Verschijnen alle Vroege franjehoeden alleen in het voorjaar, of zit het anders?
Nederlandse Mycologische VerenigingIn Nederland komen 108 soorten franjehoeden voor, waaronder 28 forma's. De meeste soorten zijn klein, dunvlezig, fragiel en onopvallend vanwege hun ingetogen kleuren. Donker- tot roodbruine, bruine, grijze en bleke kleuren met overgangen voeren de boventoon. De plaatjes zijn eerst licht crèmekleurig tot grijs, maar worden later onder invloed van de sporenontwikkeling purper- tot roodbruin en bijna zwart, maar nooit gevlekt. De sporenprint is grijs-, purper- of roodbruin tot bijna zwart. De steel is glad of bedekt met vezeltjes en bezit zelden een ringetje. De franje, vaak alleen op de hoedrand aanwezig, is bij veel soorten alleen in het prille stadium te zien, hoewel deze groep hier wel zijn naam aan ontleent.
Dr.

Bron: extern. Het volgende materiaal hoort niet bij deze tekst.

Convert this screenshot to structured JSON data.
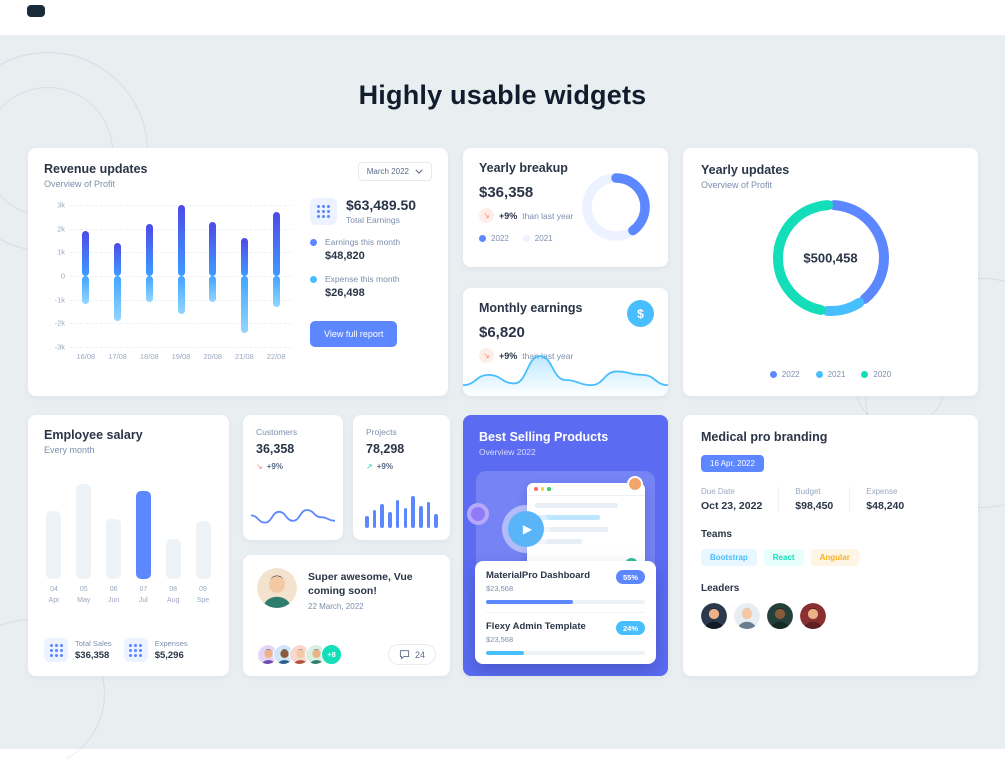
{
  "page": {
    "title": "Highly usable widgets"
  },
  "colors": {
    "primary": "#5D87FF",
    "secondary": "#49BEFF",
    "success": "#13DEB9",
    "warning": "#FFAE1F",
    "error": "#FA896B",
    "best_selling_bg": "#5B6CF2",
    "page_bg": "#E9EEF1"
  },
  "icons": {
    "dollar": "$",
    "trend_down": "↘",
    "trend_up": "↗",
    "play": "▶"
  },
  "revenue_updates": {
    "title": "Revenue updates",
    "subtitle": "Overview of Profit",
    "period_select": "March 2022",
    "total": {
      "value": "$63,489.50",
      "label": "Total Earnings"
    },
    "stats": [
      {
        "label": "Earnings this month",
        "value": "$48,820",
        "dot": "#5D87FF"
      },
      {
        "label": "Expense this month",
        "value": "$26,498",
        "dot": "#49BEFF"
      }
    ],
    "cta": "View full report",
    "chart": {
      "type": "bar",
      "categories": [
        "16/08",
        "17/08",
        "18/08",
        "19/08",
        "20/08",
        "21/08",
        "22/08"
      ],
      "y_ticks": [
        "3k",
        "2k",
        "1k",
        "0",
        "-1k",
        "-2k",
        "-3k"
      ],
      "ylim": [
        -3000,
        3000
      ],
      "series": [
        {
          "name": "Earnings this month",
          "values": [
            1900,
            1400,
            2200,
            3000,
            2300,
            1600,
            2700
          ]
        },
        {
          "name": "Expense this month",
          "values": [
            -1200,
            -1900,
            -1100,
            -1600,
            -1100,
            -2400,
            -1300
          ]
        }
      ]
    }
  },
  "yearly_breakup": {
    "title": "Yearly breakup",
    "value": "$36,358",
    "delta": "+9%",
    "delta_note": "than last year",
    "legend": [
      {
        "label": "2022",
        "color": "#5D87FF"
      },
      {
        "label": "2021",
        "color": "#ECF2FF"
      }
    ],
    "donut": {
      "percent": 40,
      "color": "#5D87FF",
      "track": "#ECF2FF"
    }
  },
  "monthly_earnings": {
    "title": "Monthly earnings",
    "value": "$6,820",
    "delta": "+9%",
    "delta_note": "than last year",
    "spark": [
      8,
      20,
      10,
      42,
      14,
      8,
      24,
      20,
      8
    ]
  },
  "yearly_updates": {
    "title": "Yearly updates",
    "subtitle": "Overview of Profit",
    "center_value": "$500,458",
    "segments": [
      {
        "label": "2022",
        "percent": 40,
        "color": "#5D87FF"
      },
      {
        "label": "2021",
        "percent": 12,
        "color": "#49BEFF"
      },
      {
        "label": "2020",
        "percent": 48,
        "color": "#13DEB9"
      }
    ]
  },
  "employee_salary": {
    "title": "Employee salary",
    "subtitle": "Every month",
    "categories": [
      "04 Apr",
      "05 May",
      "06 Jun",
      "07 Jul",
      "08 Aug",
      "09 Spe"
    ],
    "values": [
      68,
      95,
      60,
      88,
      40,
      58
    ],
    "highlight_index": 3,
    "stats": [
      {
        "label": "Total Sales",
        "value": "$36,358"
      },
      {
        "label": "Expenses",
        "value": "$5,296"
      }
    ]
  },
  "customers": {
    "title": "Customers",
    "value": "36,358",
    "delta": "+9%",
    "spark": [
      14,
      6,
      18,
      8,
      20,
      12,
      8
    ]
  },
  "projects": {
    "title": "Projects",
    "value": "78,298",
    "delta": "+9%",
    "bars": [
      12,
      18,
      24,
      16,
      28,
      20,
      32,
      22,
      26,
      14
    ]
  },
  "announcement": {
    "title": "Super awesome, Vue coming soon!",
    "date": "22 March, 2022",
    "more_badge": "+8",
    "comment_count": "24",
    "author_avatar": {
      "bg": "#F3E2CE",
      "skin": "#F3C9A4",
      "hair": "#553A23",
      "shirt": "#2F7D6D"
    },
    "team_avatars": [
      {
        "bg": "#E4D5F5",
        "skin": "#EEB186",
        "hair": "#2B2118",
        "shirt": "#6C4AB0"
      },
      {
        "bg": "#CFE6F8",
        "skin": "#8A5A3B",
        "hair": "#101820",
        "shirt": "#2C5E8A"
      },
      {
        "bg": "#F8D8CF",
        "skin": "#F3C9A4",
        "hair": "#6B4226",
        "shirt": "#B2543F"
      },
      {
        "bg": "#D8F0E2",
        "skin": "#EEB186",
        "hair": "#3A2A1A",
        "shirt": "#2F7D6D"
      }
    ]
  },
  "best_selling": {
    "title": "Best Selling Products",
    "subtitle": "Overview 2022",
    "products": [
      {
        "name": "MaterialPro Dashboard",
        "value": "$23,568",
        "percent_label": "55%",
        "percent": 55,
        "color": "#5D87FF"
      },
      {
        "name": "Flexy Admin Template",
        "value": "$23,568",
        "percent_label": "24%",
        "percent": 24,
        "color": "#49BEFF"
      }
    ]
  },
  "medical": {
    "title": "Medical pro branding",
    "date_badge": "16 Apr, 2022",
    "fields": [
      {
        "label": "Due Date",
        "value": "Oct 23, 2022"
      },
      {
        "label": "Budget",
        "value": "$98,450"
      },
      {
        "label": "Expense",
        "value": "$48,240"
      }
    ],
    "teams_label": "Teams",
    "teams": [
      {
        "name": "Bootstrap",
        "fg": "#49BEFF",
        "bg": "#E8F7FF"
      },
      {
        "name": "React",
        "fg": "#13DEB9",
        "bg": "#E6FFFA"
      },
      {
        "name": "Angular",
        "fg": "#FFAE1F",
        "bg": "#FEF5E5"
      }
    ],
    "leaders_label": "Leaders",
    "leaders": [
      {
        "bg": "#2A3A4C",
        "skin": "#EEB186",
        "hair": "#17202C",
        "shirt": "#101A26"
      },
      {
        "bg": "#E8EDF2",
        "skin": "#F3C9A4",
        "hair": "#D8A558",
        "shirt": "#6A7E92"
      },
      {
        "bg": "#23413A",
        "skin": "#8A5A3B",
        "hair": "#0F1F1A",
        "shirt": "#152A24"
      },
      {
        "bg": "#8A3030",
        "skin": "#EEB186",
        "hair": "#241812",
        "shirt": "#5E2020"
      }
    ]
  }
}
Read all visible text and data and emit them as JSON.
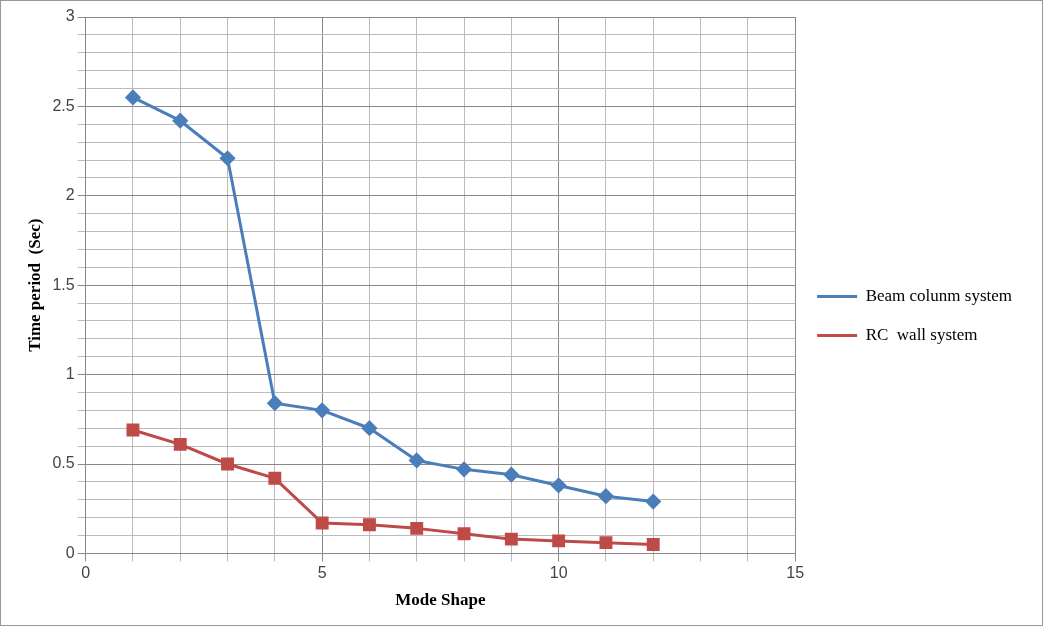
{
  "chart_data": {
    "type": "line",
    "xlabel": "Mode Shape",
    "ylabel": "Time period  (Sec)",
    "x": [
      1,
      2,
      3,
      4,
      5,
      6,
      7,
      8,
      9,
      10,
      11,
      12
    ],
    "series": [
      {
        "name": "Beam colunm system",
        "color": "#4a7ebb",
        "marker": "diamond",
        "values": [
          2.55,
          2.42,
          2.21,
          0.84,
          0.8,
          0.7,
          0.52,
          0.47,
          0.44,
          0.38,
          0.32,
          0.29
        ]
      },
      {
        "name": "RC  wall system",
        "color": "#be4b48",
        "marker": "square",
        "values": [
          0.69,
          0.61,
          0.5,
          0.42,
          0.17,
          0.16,
          0.14,
          0.11,
          0.08,
          0.07,
          0.06,
          0.05
        ]
      }
    ],
    "xlim": [
      0,
      15
    ],
    "xticks": [
      0,
      {
        "value": 1,
        "label": null
      },
      {
        "value": 2,
        "label": null
      },
      {
        "value": 3,
        "label": null
      },
      {
        "value": 4,
        "label": null
      },
      5,
      {
        "value": 6,
        "label": null
      },
      {
        "value": 7,
        "label": null
      },
      {
        "value": 8,
        "label": null
      },
      {
        "value": 9,
        "label": null
      },
      10,
      {
        "value": 11,
        "label": null
      },
      {
        "value": 12,
        "label": null
      },
      {
        "value": 13,
        "label": null
      },
      {
        "value": 14,
        "label": null
      },
      15
    ],
    "ylim": [
      0,
      3
    ],
    "yticks": [
      0,
      {
        "value": 0.1,
        "label": null
      },
      {
        "value": 0.2,
        "label": null
      },
      {
        "value": 0.3,
        "label": null
      },
      {
        "value": 0.4,
        "label": null
      },
      0.5,
      {
        "value": 0.6,
        "label": null
      },
      {
        "value": 0.7,
        "label": null
      },
      {
        "value": 0.8,
        "label": null
      },
      {
        "value": 0.9,
        "label": null
      },
      1,
      {
        "value": 1.1,
        "label": null
      },
      {
        "value": 1.2,
        "label": null
      },
      {
        "value": 1.3,
        "label": null
      },
      {
        "value": 1.4,
        "label": null
      },
      1.5,
      {
        "value": 1.6,
        "label": null
      },
      {
        "value": 1.7,
        "label": null
      },
      {
        "value": 1.8,
        "label": null
      },
      {
        "value": 1.9,
        "label": null
      },
      2,
      {
        "value": 2.1,
        "label": null
      },
      {
        "value": 2.2,
        "label": null
      },
      {
        "value": 2.3,
        "label": null
      },
      {
        "value": 2.4,
        "label": null
      },
      2.5,
      {
        "value": 2.6,
        "label": null
      },
      {
        "value": 2.7,
        "label": null
      },
      {
        "value": 2.8,
        "label": null
      },
      {
        "value": 2.9,
        "label": null
      },
      3
    ],
    "grid": true,
    "legend": "right",
    "line_style": "solid"
  }
}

E. Kits van Waveren
De meeste franjehoeden zien er bij droog weer anders uit dan bij vochtig weer. Ze verbleken sterk onder droge omstandigheden (hygrofaan). Franjehoeden leven van dood organisch materiaal (saprotroof) en worden gevonden op de strooisellaag, snipperhopen, composthopen, dood hout, mest en op de grond in allerlei milieutypen. Het is al met al een groep van moeilijk uit elkaar te houden soorten. Toch is deze groep het troetelkindje van veel (amateur)mycologen. De onopvallende kleur werkt blijkbaar uitdagend. Nog niet zo lang geleden werden franjehoeden afgeschilderd als een duistere groep van paddenstoelen waar geen touw aan vast te knopen was. De man die daar verandering in heeft gebracht is dr. Kits van Waveren. Zijn magnifieke boek 'The Dutch, French and Britisch species of Psathyrella' uit 1985 bracht eindelijk duidelijkheid en hoewel het inmiddels iets gedateerd is, wordt het nog steeds veelvuldig geraadpleegd.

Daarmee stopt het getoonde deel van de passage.